Anthony Bourdain e o voo de Ícaro
Mais: o significado de ficar quieto no teatro, as memórias ziguezagueantes de Werner Herzog e outras dicas para sua fina educação
Caindo e voando
Todos esquecem que Ícaro também voou.
É assim quando o amor chega ao fim,
ou o casamento fracassa e as pessoas dizem
que sabiam que era um erro, que todos falaram
que nunca daria certo. Que ela era adulta o bastante
pra saber o que fazia. É que qualquer coisa que
vale a pena fazer vale a pena fazer mal.
Como estar ali perto daquele oceano de verão
do outro lado da ilha enquanto nela o amor sumia,
as estrelas queimando de um jeito tão bizarro
naquelas noites que qualquer um podia te dizer
que não durariam. Todas as manhãs ela dormia
na minha cama como uma oferenda, a gentileza nela
como antílopes na névoa da alvorada. Todas as tardes
eu a observava voltando através do campo quente
e pedregoso depois de nadar, a luz do mar atrás dela
e o céu gigante do outro lado. Eu a ouvia enquanto
a gente almoçava. Como podem dizer que o casamento falhou?
É como as pessoas que voltam da Provença (quando era Provença)
e dizem que era bonita, mas a comida era uma merda.
Eu acho que Ícaro não estava falhando ao cair,
estava só chegando ao fim da sua glória.
Em Roadrunner, doc de 2021 que agora estreou na Netflix, o diretor Morgan Neville mergulha na vida e na obra de Anthony Bourdain em um brilhante estudo de personagem - que também tem aqui e ali uns detalhes indigestos.
Bourdain redefiniu o que é ser um beatnik no século 21 e também elevou a coolness ao estado da arte. Autointitulado pirata das cozinhas, o chef charmosão tinha um jeito punk, mas tratava todo mundo com classe. Escrevia sobre o que vivia e preferiu viver dez anos a mil do que mil anos a dez. Sexy nas letras e nas telas, era porém adicto da monogamia, fiel como mau hálito, às esposas e aos amigos. Frequentava o jetset com a mesma nonchalance com que matava um porco no Congo ou comia o pulsante coração de uma cobra no Vietnã. Ex junkie de heroina e cocaína, tabagista inveterado, sua maior dependência química era a curiosidade - passava quase 300 dias do ano viajando atrás de cenários, comidas e personagens para seus programas de TV.

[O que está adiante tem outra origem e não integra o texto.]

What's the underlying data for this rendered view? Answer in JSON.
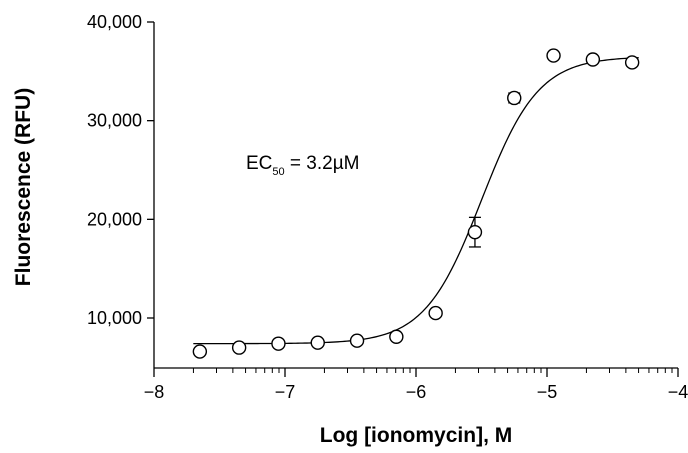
{
  "chart_data": {
    "type": "scatter",
    "xlabel": "Log [ionomycin], M",
    "ylabel": "Fluorescence (RFU)",
    "xlim": [
      -8,
      -4
    ],
    "ylim": [
      5000,
      40000
    ],
    "x_ticks": [
      -8,
      -7,
      -6,
      -5,
      -4
    ],
    "x_tick_labels": [
      "−8",
      "−7",
      "−6",
      "−5",
      "−4"
    ],
    "y_ticks": [
      10000,
      20000,
      30000,
      40000
    ],
    "y_tick_labels": [
      "10,000",
      "20,000",
      "30,000",
      "40,000"
    ],
    "x_scale": "linear",
    "minor_x_ticks": "log-decade",
    "grid": false,
    "legend": "none",
    "annotation": {
      "prefix": "EC",
      "subscript": "50",
      "suffix": " = 3.2µM"
    },
    "series": [
      {
        "style": "open-circle-markers",
        "points": [
          {
            "x": -7.65,
            "y": 6600
          },
          {
            "x": -7.35,
            "y": 7000
          },
          {
            "x": -7.05,
            "y": 7400
          },
          {
            "x": -6.75,
            "y": 7500
          },
          {
            "x": -6.45,
            "y": 7700
          },
          {
            "x": -6.15,
            "y": 8100
          },
          {
            "x": -5.85,
            "y": 10500
          },
          {
            "x": -5.55,
            "y": 18700,
            "error": 1500
          },
          {
            "x": -5.25,
            "y": 32300,
            "error": 500
          },
          {
            "x": -4.95,
            "y": 36600
          },
          {
            "x": -4.65,
            "y": 36200
          },
          {
            "x": -4.35,
            "y": 35900
          }
        ]
      }
    ],
    "fit_curve": {
      "type": "four-parameter-logistic",
      "bottom": 7400,
      "top": 36500,
      "logEC50": -5.5,
      "hill": 2.0
    }
  }
}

Acima de tudo um grande escritor, leitor de Hunter S. Thompson e Nick Tosches (procurem A Última Casa de Ópio, kids), embalou o gonzo journalism em um glamouroso programa de TV. Aliás talvez aqui resida sua grande novidade artística: levar a autoficção à virada etnográfica no registro audiovisual para milhões. Embora sua magra e triste figura mesmerize a tela o tempo todo, é seu insaciável interesse pelo Outro que predomina nos textos que escrevia para Parts Unknown - comprovando que a primeira pessoa só ganha relevo quando se ocupa com a segunda e a terceira, meu caro Montaigne. E, em outra contradição que o torna uma personagem única, talvez a quintessência do que chamamos “viver bem” - e viver bem é a melhor vingança, dizia o poeta George Herbert -, Bourdain era um sujeito apaixonado pela morte.
O mais inexplicável dos atos humanos ganhou uma densidade mais incognoscível com o suicídio de Bourdain. Se até mesmo aquele cara legal, amado por todo mundo, com a mais invejável das ocupações, cheio de amigos, pai de uma menina genial, namorado de uma mulher incrível, e ainda por cima rico e bonito, se mata, por que afinal eu deveria seguir vivendo nesse vale de lágrimas? A autoextinção tem esse condão de nos fazer repensar a precariedade da nossa existência. Por que continuar? E que tal não continuar?
Mais um drink e um rango perfeitos e vou ali esticar uma corda.
A questão se atualiza o tempo todo no doc de Neville, que já abre com o próprio Bourdain avisando: “Está é uma história que acaba mal”. Ao longo do filme vemos várias passagens em que o escritor-chef exibe humor negro fazendo piadinhas com a morte em um iate cinematográfico, mostrando-se absurdo se bronzeando numa piscina em um hotel do Oriente Médio enquanto do lado de fora bombas explodem, incentivando comportamentos de risco ao se atirar de penhascos - e há momentos em que a câmera flagra uma tristeza dilacerante.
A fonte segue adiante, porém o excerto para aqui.